Above: Example of Bike Life shenanigans*, via YouTube, involving pedal bikes and motorized bikes. *Video not from NH.
MANCHESTER, NH — The next time you see a herd of young people on bicycles popping wheelies and clogging up the main roadways, there are two things you should do, says Manchester Capt. Todd Boucher.
“Don’t get into an altercation with them, and call police and let us know where they are,” says Boucher.
Such daredevil herds of riders are actually part of a trend known as “Bike Life,” which includes pedal bicycles and off-road motorized vehicles and dirt bikes. Riders travel in groups in places they aren’t authorized to do so, primarily in the middle of highway traffic, Boucher says.
While it’s not a new phenomenon here in Manchester, warmer weather is making it high-visibility activity, and police are beginning to get more complaints.
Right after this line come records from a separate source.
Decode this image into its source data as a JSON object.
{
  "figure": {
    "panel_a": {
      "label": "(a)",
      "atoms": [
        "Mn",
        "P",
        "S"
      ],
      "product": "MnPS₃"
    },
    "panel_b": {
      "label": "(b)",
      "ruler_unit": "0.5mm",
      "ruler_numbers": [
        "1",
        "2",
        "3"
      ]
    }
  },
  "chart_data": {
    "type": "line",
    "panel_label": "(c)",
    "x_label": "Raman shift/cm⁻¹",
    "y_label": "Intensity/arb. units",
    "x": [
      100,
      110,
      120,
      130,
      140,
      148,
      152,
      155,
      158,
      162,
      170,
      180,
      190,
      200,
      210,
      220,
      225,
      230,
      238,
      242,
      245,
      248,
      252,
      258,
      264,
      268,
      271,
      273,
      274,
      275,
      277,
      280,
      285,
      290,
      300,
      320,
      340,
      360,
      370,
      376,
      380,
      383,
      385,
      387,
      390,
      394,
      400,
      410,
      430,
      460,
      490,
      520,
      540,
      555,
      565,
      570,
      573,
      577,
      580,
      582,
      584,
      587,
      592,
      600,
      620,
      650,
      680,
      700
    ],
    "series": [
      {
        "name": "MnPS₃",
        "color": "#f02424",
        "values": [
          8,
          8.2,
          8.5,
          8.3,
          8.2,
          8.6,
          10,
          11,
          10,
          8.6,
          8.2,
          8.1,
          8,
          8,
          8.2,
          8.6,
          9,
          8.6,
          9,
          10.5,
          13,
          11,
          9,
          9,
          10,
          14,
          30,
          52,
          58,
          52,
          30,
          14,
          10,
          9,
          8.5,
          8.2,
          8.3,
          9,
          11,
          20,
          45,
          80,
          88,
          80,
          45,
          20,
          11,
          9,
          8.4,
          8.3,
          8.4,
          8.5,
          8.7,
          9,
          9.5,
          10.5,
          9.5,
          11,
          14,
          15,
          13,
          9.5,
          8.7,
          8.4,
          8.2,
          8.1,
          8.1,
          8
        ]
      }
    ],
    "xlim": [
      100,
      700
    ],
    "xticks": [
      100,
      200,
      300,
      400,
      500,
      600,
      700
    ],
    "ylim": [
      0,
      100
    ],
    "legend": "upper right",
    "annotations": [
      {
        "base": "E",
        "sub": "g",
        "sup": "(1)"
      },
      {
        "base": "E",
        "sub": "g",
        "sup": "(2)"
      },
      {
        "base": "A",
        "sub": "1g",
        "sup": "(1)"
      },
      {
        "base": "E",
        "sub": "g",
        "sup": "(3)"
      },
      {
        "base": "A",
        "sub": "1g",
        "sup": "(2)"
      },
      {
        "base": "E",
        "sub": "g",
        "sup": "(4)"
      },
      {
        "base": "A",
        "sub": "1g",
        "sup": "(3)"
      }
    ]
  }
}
Bike Life was a hot topic recently on a community Facebook Page, in a thread which had hundreds of comments.
“We’re well aware of it. To the best of my knowledge, there’s no violence associated with these kids. If I had any advice for people, it would be just be careful. If you encounter kids on bikes, stay in your cars and don’t get into an altercation — and call us and let us know where the group is,” says Boucher, who heads Manchester’s Community Policing unit.
Reports of “bike gangs” impeding traffic by riding in the middle of streets and refusing to move for motorists was a regular occurrence last summer, Boucher says.
“Not to pump them up, but they are talented riders. There is some skill with these kids, and so far, we’re not aware of any violence,” says Boucher, who is not giving them a pass for the prowess.
More like it’s too bad that in a city with a skate park just off Maple Street, where bicycles are welcome, the Bike Life trend includes pushing the legal limits of ridership, and creating a dangerous situation on city roads.
Boucher says enforcement of the law when it comes to this particular situation is difficult, due to the fact that kids on mountain bikes, ORHVs and dirt bikes are capable of dispersing and disappearing in different directions as soon as police show up.
“We might catch up with one or two, but as with any pursuit, we have to evaluate is it worth the risk to chase kids on bikes in traffic,” Boucher says. “The more we chase the more risk there is to them of getting hit.”
And aside from that, the only crime they are committing is not following the rules of the road, which only rises to a violation.
There have been times when officers have caught up with some of the bike offenders, which allows for an opportunity to have a conversation, or send a message, says Boucher.
“We’ve also had kids where we’ve impounded their bikes until a parent came, and we make them show proof of ownership of bike, and if the bike’s not registered, we have them register it,” Boucher says. “Our big thing is we don’t want to see someone get hurt, or have a motorist intimidated to drive downtown, or anywhere.”
And reports of “bike gangs” do come in from most corners of the city, describing nuisance bike riders.
“It’s not just downtown or South Willow — they’re all over the place,” Boucher says. “We have identified several of them, just from those times when we see them parked and we can go up to them and have a conversation. But as I said, it’s difficult to catch up to them when there are traveling in numbers.”
If you have a complaint about bicycle traffic on the roads, contact Manchester Police at 603-668-8711 and talk to someone in dispatch, Boucher says.
“When we have an officer available we’ll send them out there, but if you’re by yourself, I wouldn’t recommend engaging with a group of people,” Boucher says.